Rural Revitalization

Last month, the Chinese government celebrated the eradication of extreme poverty, so now the work shifts to rural revitalization. This is a multifaceted policy geared toward boosting rural economies and preventing any backsliding. It includes attracting talent to the villages, encouraging rural consumption, and agricultural innovation and research. For decades, the annual “No. 1” policy document released by the government details the goals for rural China, signaling how the countryside remains a priority to the leadership. This year’s document notably includes rural revitalization benchmarks for Party cadre performance evaluation, which means if you are a local official, your promotion now depends on metrics related to implementing rural reforms. For every single policy released by the central government, the greatest challenge is getting the local leaders to implement policy. This new criterion is meant to tackle that challenge. Rural revitalization has earned its own administrative unit in the government to oversee the initiative. The Leading Group on Poverty Alleviation was upgraded in February to the National Administration for Rural Revitalization, which will be a vice-ministerial level unit under the State Council.

Six Stabilities and Six Ensures

Chinese leaders often employ enumeration in their hallmark policies, and the current reigning example is the six stabilities and six ensures. This is another broad policy framework that incorporates domestic, international, micro, and macro policies. The stabilities were introduced first in response to the U.S. trade frictions and are described as being overall protection to the Chinese economy. The six priorities are stability in: employment, finance, foreign trade, foreign investment, domestic investment, and market expectations. The ensures were added in April in response to the pandemic, and the Chinese government describes them as the “bottom line” for precise measurements of policy and progress. But they are best interpreted as indicators of what tops the Chinese leaders’ concerns. They include ensuring employment, basic livelihood, market entities, food and energy security, supply chain stability, and the functioning of grassroots institutions.

Carbon Peak and Neutrality

President Xi dominated headlines at last year’s UN General Assembly meeting with his announcement that China would be carbon neutral by 2060. The carbon peak will be 2030. An ambitious goal that is in the process of being fleshed out, this bold move further reinforces that China is serious about climate and sees tackling climate as a global political strength. The policy focus will be on targets for reducing emissions and more systemic issues like promoting green finance and green supply chains.

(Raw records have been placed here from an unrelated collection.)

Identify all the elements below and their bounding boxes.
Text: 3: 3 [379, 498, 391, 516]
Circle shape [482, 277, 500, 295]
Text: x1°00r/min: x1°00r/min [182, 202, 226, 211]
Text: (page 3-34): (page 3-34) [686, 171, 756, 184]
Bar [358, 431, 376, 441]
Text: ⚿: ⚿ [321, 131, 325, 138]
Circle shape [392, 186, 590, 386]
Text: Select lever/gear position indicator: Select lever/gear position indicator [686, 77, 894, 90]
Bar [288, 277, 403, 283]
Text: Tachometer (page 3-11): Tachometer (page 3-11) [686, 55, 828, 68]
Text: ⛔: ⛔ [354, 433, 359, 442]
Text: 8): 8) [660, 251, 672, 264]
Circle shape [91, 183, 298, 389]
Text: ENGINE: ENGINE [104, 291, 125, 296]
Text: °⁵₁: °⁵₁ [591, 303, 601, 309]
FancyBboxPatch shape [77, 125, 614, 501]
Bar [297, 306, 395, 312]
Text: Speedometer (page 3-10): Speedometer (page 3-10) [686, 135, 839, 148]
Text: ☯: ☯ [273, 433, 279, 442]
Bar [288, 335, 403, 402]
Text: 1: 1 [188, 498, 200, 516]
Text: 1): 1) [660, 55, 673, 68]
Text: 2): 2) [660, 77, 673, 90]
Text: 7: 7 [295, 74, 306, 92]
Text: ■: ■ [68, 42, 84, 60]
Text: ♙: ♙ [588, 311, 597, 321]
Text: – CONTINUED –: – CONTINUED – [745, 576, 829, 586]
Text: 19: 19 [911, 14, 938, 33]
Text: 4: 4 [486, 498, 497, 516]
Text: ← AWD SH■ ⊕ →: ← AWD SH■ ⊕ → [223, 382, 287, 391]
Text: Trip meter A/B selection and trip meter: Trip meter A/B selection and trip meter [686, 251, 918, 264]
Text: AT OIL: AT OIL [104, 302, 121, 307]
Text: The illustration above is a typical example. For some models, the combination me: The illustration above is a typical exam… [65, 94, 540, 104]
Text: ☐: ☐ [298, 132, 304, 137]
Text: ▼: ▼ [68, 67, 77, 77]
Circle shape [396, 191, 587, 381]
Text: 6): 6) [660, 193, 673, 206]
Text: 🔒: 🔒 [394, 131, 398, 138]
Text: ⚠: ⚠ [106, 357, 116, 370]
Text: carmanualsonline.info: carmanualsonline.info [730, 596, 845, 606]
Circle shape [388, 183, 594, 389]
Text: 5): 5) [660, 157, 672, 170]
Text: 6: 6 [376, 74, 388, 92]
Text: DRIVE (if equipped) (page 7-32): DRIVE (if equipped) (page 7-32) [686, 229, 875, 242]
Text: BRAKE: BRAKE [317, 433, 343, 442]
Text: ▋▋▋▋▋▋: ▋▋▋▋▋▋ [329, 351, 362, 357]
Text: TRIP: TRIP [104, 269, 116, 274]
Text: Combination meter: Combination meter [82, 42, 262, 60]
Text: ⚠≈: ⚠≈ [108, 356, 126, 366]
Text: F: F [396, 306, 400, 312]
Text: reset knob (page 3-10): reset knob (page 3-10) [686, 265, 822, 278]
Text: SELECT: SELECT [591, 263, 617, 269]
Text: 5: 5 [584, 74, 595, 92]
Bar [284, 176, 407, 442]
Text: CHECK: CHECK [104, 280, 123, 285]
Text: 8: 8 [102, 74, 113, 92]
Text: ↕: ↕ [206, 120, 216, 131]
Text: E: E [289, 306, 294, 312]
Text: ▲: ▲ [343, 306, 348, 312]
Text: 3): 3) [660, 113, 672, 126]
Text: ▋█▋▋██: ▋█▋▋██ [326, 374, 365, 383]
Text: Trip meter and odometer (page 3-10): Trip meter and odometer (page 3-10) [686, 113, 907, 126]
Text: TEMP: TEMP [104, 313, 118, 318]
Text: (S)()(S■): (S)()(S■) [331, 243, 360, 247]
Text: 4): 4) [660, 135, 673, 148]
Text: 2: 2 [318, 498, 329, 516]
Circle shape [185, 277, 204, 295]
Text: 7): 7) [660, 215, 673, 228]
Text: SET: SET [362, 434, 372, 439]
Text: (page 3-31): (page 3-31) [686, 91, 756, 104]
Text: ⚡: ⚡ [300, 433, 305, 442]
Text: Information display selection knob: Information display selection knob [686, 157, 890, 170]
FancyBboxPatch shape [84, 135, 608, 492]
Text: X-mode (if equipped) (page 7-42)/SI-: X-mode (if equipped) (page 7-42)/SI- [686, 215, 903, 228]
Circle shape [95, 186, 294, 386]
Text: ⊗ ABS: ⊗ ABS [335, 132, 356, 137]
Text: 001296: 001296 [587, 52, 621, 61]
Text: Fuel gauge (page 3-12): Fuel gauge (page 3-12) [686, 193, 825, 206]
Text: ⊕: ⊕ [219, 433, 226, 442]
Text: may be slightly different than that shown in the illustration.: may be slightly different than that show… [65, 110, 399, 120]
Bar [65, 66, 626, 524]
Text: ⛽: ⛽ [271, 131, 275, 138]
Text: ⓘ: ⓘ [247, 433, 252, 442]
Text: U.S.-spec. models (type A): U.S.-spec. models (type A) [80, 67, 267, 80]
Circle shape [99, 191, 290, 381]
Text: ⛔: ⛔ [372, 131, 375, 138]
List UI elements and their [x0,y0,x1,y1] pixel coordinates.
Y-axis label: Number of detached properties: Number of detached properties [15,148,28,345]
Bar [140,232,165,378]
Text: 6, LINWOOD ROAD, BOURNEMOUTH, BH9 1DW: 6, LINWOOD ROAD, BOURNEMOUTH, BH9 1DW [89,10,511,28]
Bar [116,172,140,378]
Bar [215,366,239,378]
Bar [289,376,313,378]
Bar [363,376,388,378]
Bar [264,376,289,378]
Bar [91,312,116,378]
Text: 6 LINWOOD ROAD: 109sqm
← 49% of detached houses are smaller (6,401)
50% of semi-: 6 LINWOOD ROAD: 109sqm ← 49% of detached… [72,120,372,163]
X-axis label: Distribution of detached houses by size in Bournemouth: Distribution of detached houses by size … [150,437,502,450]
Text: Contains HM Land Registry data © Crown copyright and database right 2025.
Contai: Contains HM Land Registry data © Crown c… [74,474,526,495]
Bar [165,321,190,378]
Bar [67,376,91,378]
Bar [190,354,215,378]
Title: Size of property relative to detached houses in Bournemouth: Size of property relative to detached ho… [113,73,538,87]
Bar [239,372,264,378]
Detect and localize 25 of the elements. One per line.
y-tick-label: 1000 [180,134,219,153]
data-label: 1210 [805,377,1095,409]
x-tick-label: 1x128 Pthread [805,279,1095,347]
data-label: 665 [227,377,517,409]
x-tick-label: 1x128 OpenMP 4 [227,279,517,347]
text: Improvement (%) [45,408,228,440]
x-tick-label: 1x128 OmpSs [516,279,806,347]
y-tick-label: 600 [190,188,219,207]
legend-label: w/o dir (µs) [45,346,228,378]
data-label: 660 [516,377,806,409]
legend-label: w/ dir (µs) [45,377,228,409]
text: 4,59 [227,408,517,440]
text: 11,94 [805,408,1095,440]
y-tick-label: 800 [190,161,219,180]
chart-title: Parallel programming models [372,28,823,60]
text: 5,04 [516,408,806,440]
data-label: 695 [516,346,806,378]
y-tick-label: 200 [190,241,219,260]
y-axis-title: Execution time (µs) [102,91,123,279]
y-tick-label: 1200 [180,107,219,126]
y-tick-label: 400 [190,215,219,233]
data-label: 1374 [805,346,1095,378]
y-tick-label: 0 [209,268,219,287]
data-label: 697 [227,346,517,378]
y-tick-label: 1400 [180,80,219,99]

Climate is being talked about publicly as the premier area for international cooperation not only with international governments and multilateral institutions but also with foreign companies. But there is also the potential that the competition with China extends into the green space, particularly in green tech.


New policy constructs are trotted out constantly as the global context shifts. Taken together, these frameworks are interconnected and overlapping – and sometimes downright confusing as the government invents new ways to talk about the same things. However, at their core, these buzzwords all reinforce the fundamental premise that China is embarking on economic transformation grounded in boosting domestic consumption, maintaining foreign trade, winning the race to dominate transformational technologies, cleaning up the environment, and keeping the countryside happy.